A South Korean music executive, credited with creating the popular K-pop group NewJeans, refuted allegations of attempting to separate her label from HYBE, the home of global sensation BTS. This denial caused a decline in HYBE’s shares on Friday.

The internal dispute within HYBE, South Korea’s largest music company, has led to a more than 12% decrease in its share price since becoming public. This dispute has also dampened expectations for the success of new releases by NewJeans and the return of some BTS members from mandatory military service. On Friday morning, HYBE shares fell over 5%, while the benchmark KOSPI index rose over 1% in early trading.

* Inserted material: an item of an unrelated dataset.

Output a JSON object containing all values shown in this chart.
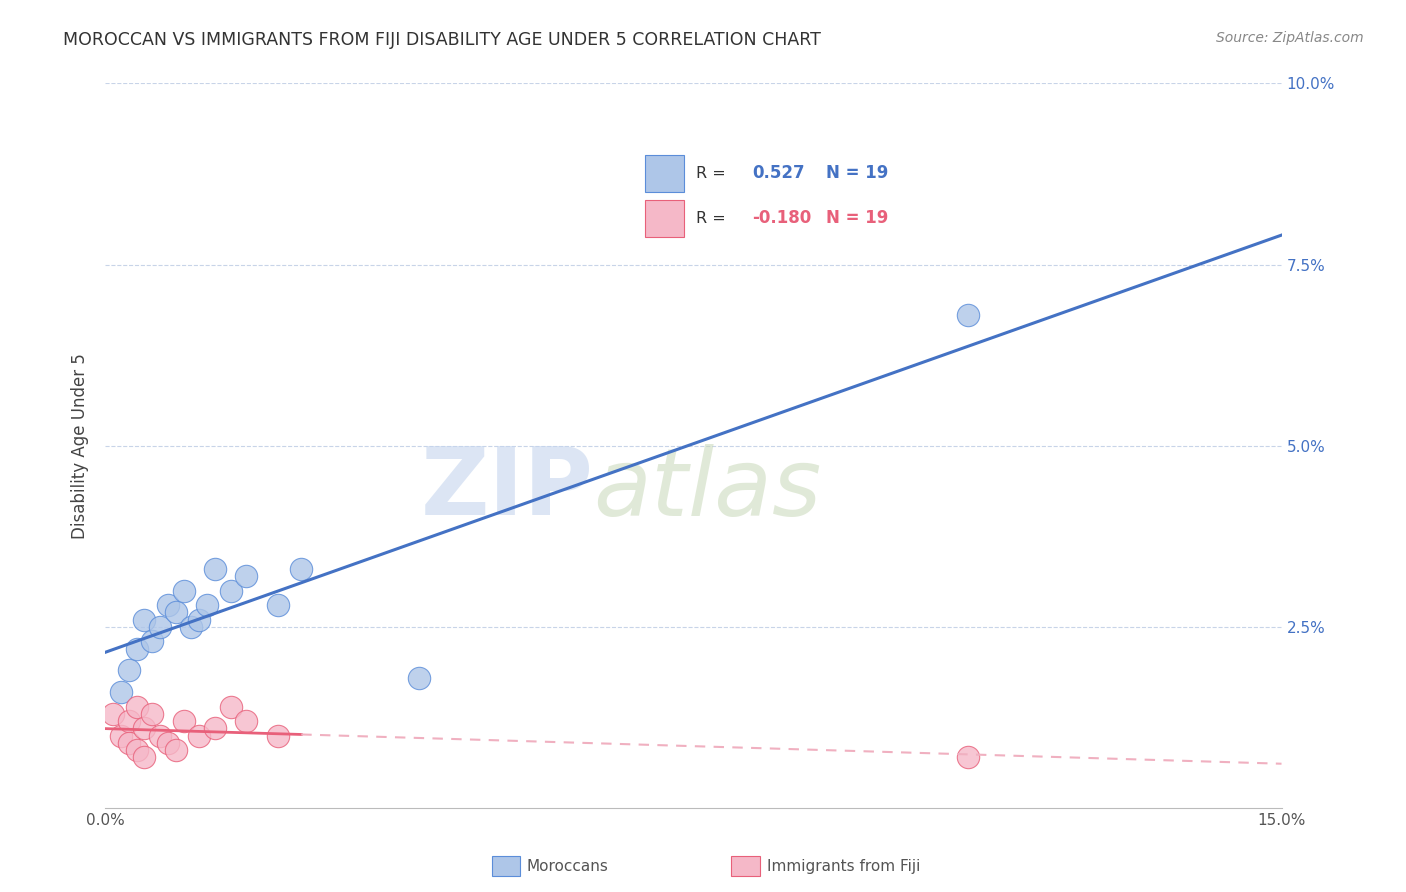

During a live-streamed event watched by millions of K-pop fans on Thursday, Min Hee-jin, CEO of the ADOR label majority owned by HYBE (352820.KS), denied claims of plotting to break away from the company. This contradicted HYBE’s assertions that she was leading efforts to become independent. Following this, HYBE initiated an internal investigation earlier in the week and accused Min of breach of trust. CEO Park Ji-won of HYBE apologized for causing concern among fans, artists, and staff due to the process of upgrading the multi-label system.

Min and other top executives hold a 20% stake in ADOR, while HYBE owns 80%.

This dispute is the latest issue to affect South Korea’s lucrative K-pop industry. Last year, the takeover of SM Entertainment by South Korean social media giant Kakao sparked an internal management battle. Additionally, the girl group Fifty Fifty, known for the TikTok hit “Cupid,” saw their career decline following a legal dispute with their agency, Attrakt, in 2023.